Cyryl napisał(a):no niestety jest to dziwna tendencja umieszczania DDR na jezdni jeżeli jest wystarczająco miejsca, aż nadto obok, tak jest na Strzegomskiej, Kamiennej i w paru innych miejscach.
Dzięki, Cyryl, hurtem za wszystkie porady. Mądry jesteś.
Wczoraj jechałam tamtędy i na "strzegomskim" wiadukcie (kołowym oczywiście
miałam przed sobą skuterzystę, który w końcu zjechał na DDR.
Droga od Muchoborskiej do Legnickiej OK, jak się pomyliłam przy wyjeździe ze Stacyjnej, pojechałam za znakami (tyle że przecięłam ciągłą, żeby szybciej uciec z jezdni na stację benzynową
).
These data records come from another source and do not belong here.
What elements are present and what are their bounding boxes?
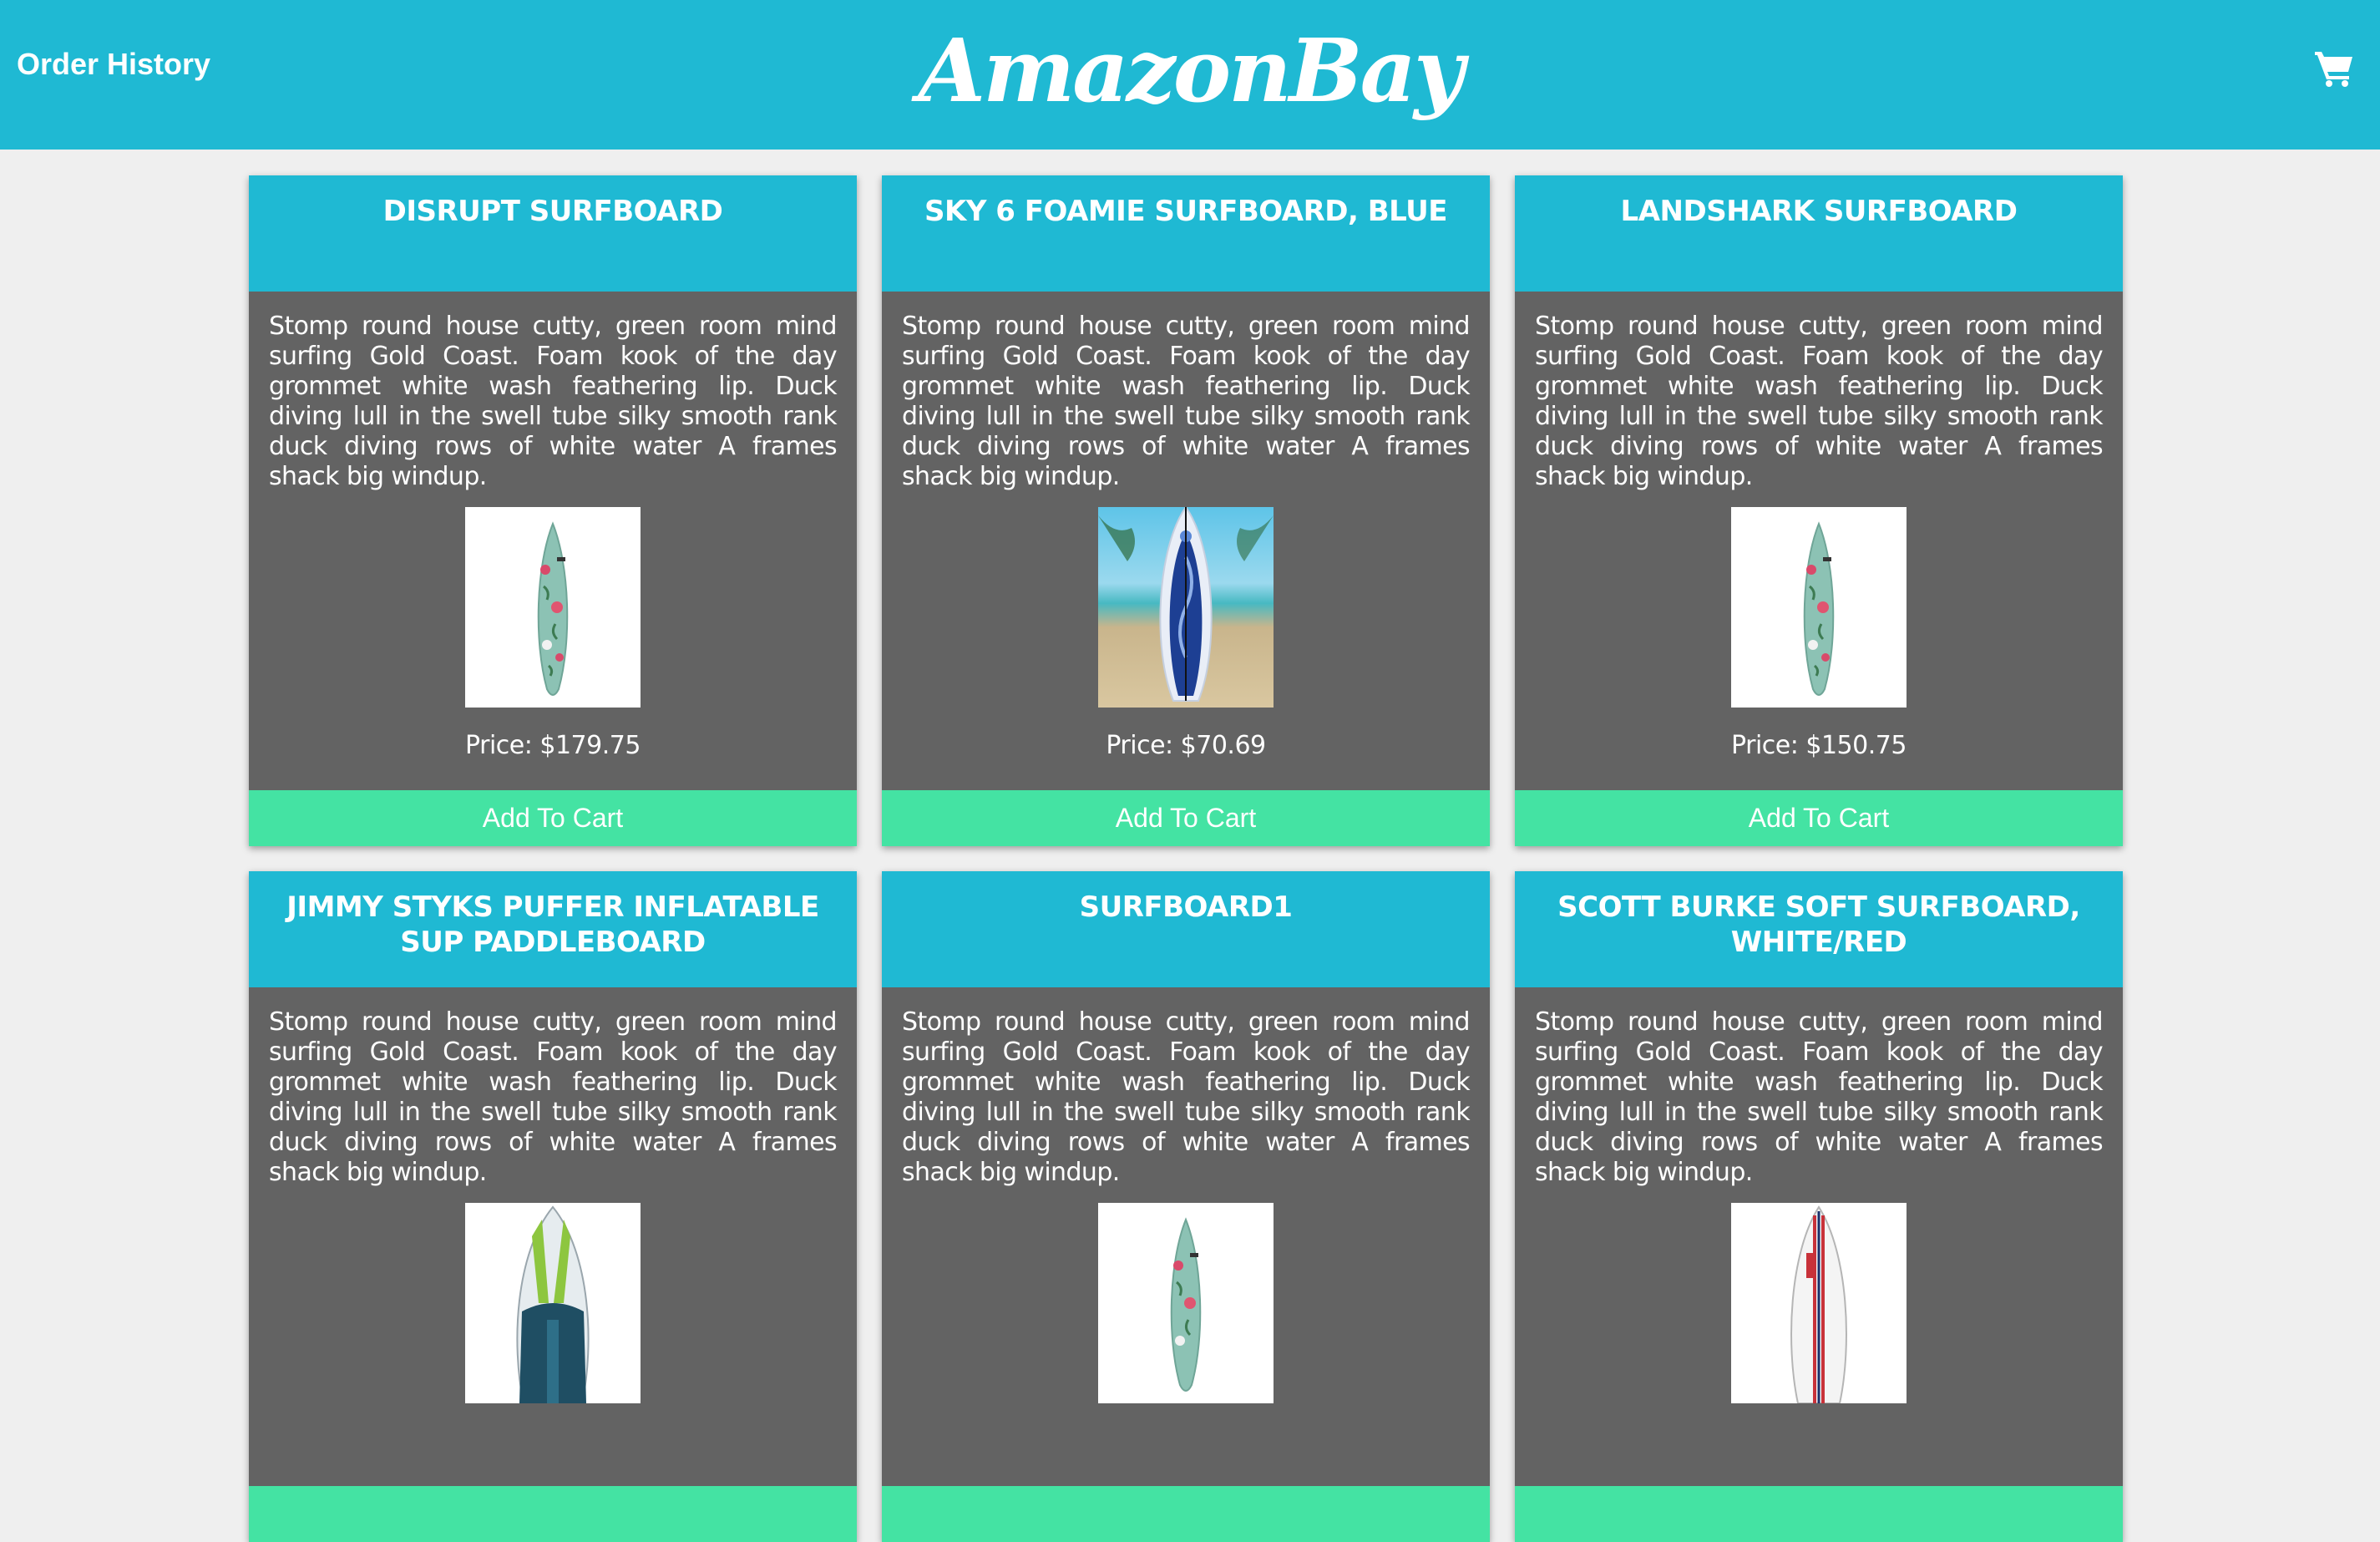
product-card: SCOTT BURKE SOFT SURFBOARD, WHITE/RED St…	[1515, 871, 2123, 1542]
product-card: SURFBOARD1 Stomp round house cutty, gree…	[882, 871, 1490, 1542]
add-to-cart-button[interactable]	[249, 1486, 857, 1542]
product-description: Stomp round house cutty, green room mind…	[269, 1007, 838, 1187]
product-title: SKY 6 FOAMIE SURFBOARD, BLUE	[882, 175, 1490, 292]
product-description: Stomp round house cutty, green room mind…	[902, 1007, 1471, 1187]
product-card: LANDSHARK SURFBOARD Stomp round house cu…	[1515, 175, 2123, 846]
floral-surfboard-image[interactable]	[465, 507, 641, 708]
product-price	[1515, 1427, 2123, 1463]
add-to-cart-button[interactable]: Add To Cart	[1515, 790, 2123, 846]
brand-logo[interactable]: AmazonBay	[0, 17, 2380, 125]
product-price: Price: $70.69	[1106, 731, 1266, 760]
blue-surfboard-image[interactable]	[1098, 507, 1274, 708]
product-title: SURFBOARD1	[882, 871, 1490, 987]
add-to-cart-button[interactable]: Add To Cart	[882, 790, 1490, 846]
product-title: LANDSHARK SURFBOARD	[1515, 175, 2123, 292]
product-title: SCOTT BURKE SOFT SURFBOARD, WHITE/RED	[1515, 871, 2123, 987]
product-description: Stomp round house cutty, green room mind…	[1535, 1007, 2104, 1187]
top-header: Order History AmazonBay	[0, 0, 2380, 150]
product-price	[249, 1427, 857, 1463]
product-card: DISRUPT SURFBOARD Stomp round house cutt…	[249, 175, 857, 846]
product-description: Stomp round house cutty, green room mind…	[902, 312, 1471, 491]
product-grid: DISRUPT SURFBOARD Stomp round house cutt…	[249, 175, 2124, 1542]
add-to-cart-button[interactable]	[1515, 1486, 2123, 1542]
product-title: DISRUPT SURFBOARD	[249, 175, 857, 292]
add-to-cart-button[interactable]: Add To Cart	[249, 790, 857, 846]
product-description: Stomp round house cutty, green room mind…	[269, 312, 838, 491]
product-price: Price: $179.75	[465, 731, 641, 760]
product-price: Price: $150.75	[1731, 731, 1907, 760]
product-description: Stomp round house cutty, green room mind…	[1535, 312, 2104, 491]
floral-surfboard-image[interactable]	[1098, 1203, 1274, 1403]
floral-surfboard-image[interactable]	[1731, 507, 1907, 708]
add-to-cart-button[interactable]	[882, 1486, 1490, 1542]
product-card: SKY 6 FOAMIE SURFBOARD, BLUE Stomp round…	[882, 175, 1490, 846]
product-title: JIMMY STYKS PUFFER INFLATABLE SUP PADDLE…	[249, 871, 857, 987]
product-card: JIMMY STYKS PUFFER INFLATABLE SUP PADDLE…	[249, 871, 857, 1542]
shopping-cart-icon[interactable]	[2313, 47, 2355, 89]
product-price	[882, 1427, 1490, 1463]
paddleboard-image[interactable]	[465, 1203, 641, 1403]
white-red-surfboard-image[interactable]	[1731, 1203, 1907, 1403]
Jak nie wiedziałam, co robić, zwalniałam lub w razie możliwości, zatrzymywałam się. No, ale w drugą stronę dwa razy pomyliłam skręty i musiałam jeździć wg znaków, zawracać, zmieniać pasy. Ha, ha, a tak się tego zmieniania pasów bałam i układałam prostą trasę, że aż Pan Bóg spuścił na mnie karę w postaci kilkunastu takich manewrów jednego wieczora: Bystrzycka, dwa razy Gądowianka itd. Ale aut było już niewiele i jechały wolniej.
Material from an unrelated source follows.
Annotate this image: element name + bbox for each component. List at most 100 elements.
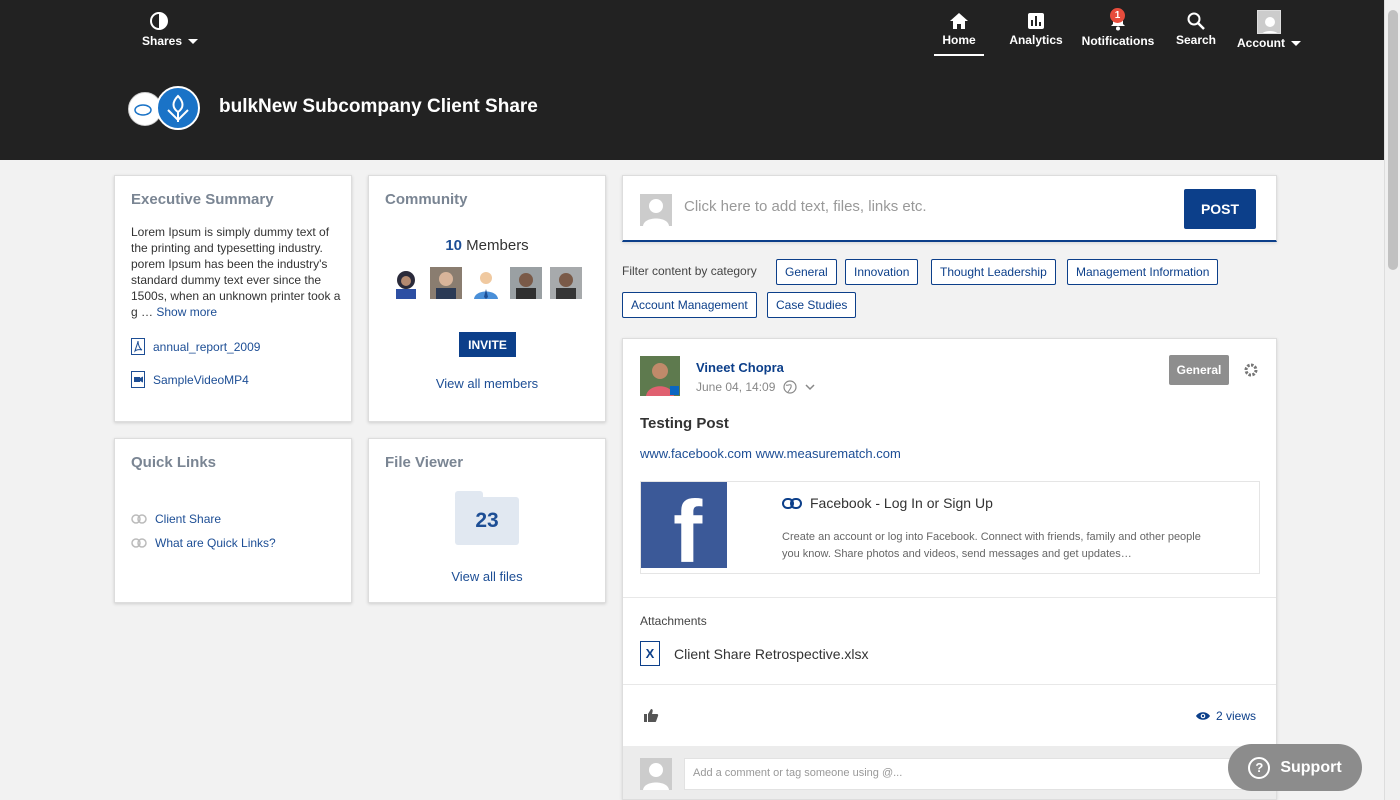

Wielki sukces jest taki, że w tym momencie zaczęłam często i dokładnie patrzeć w lusterka (też przy wyjeździe z parkingu), i upewniałam się przy manewrze, nie było wymuszania ani trąbienia. Trochę było spięcia po zmierzchu, na "starej" Strzegomskiej nic nie widać, kałuże i fontanny (obawiałam się jazdy przy osi jezdni, żeby nie zaczepić, ale wpakowałam się w kałuże po prawej).
No i parkowanie tyłem, było sporo miejsca.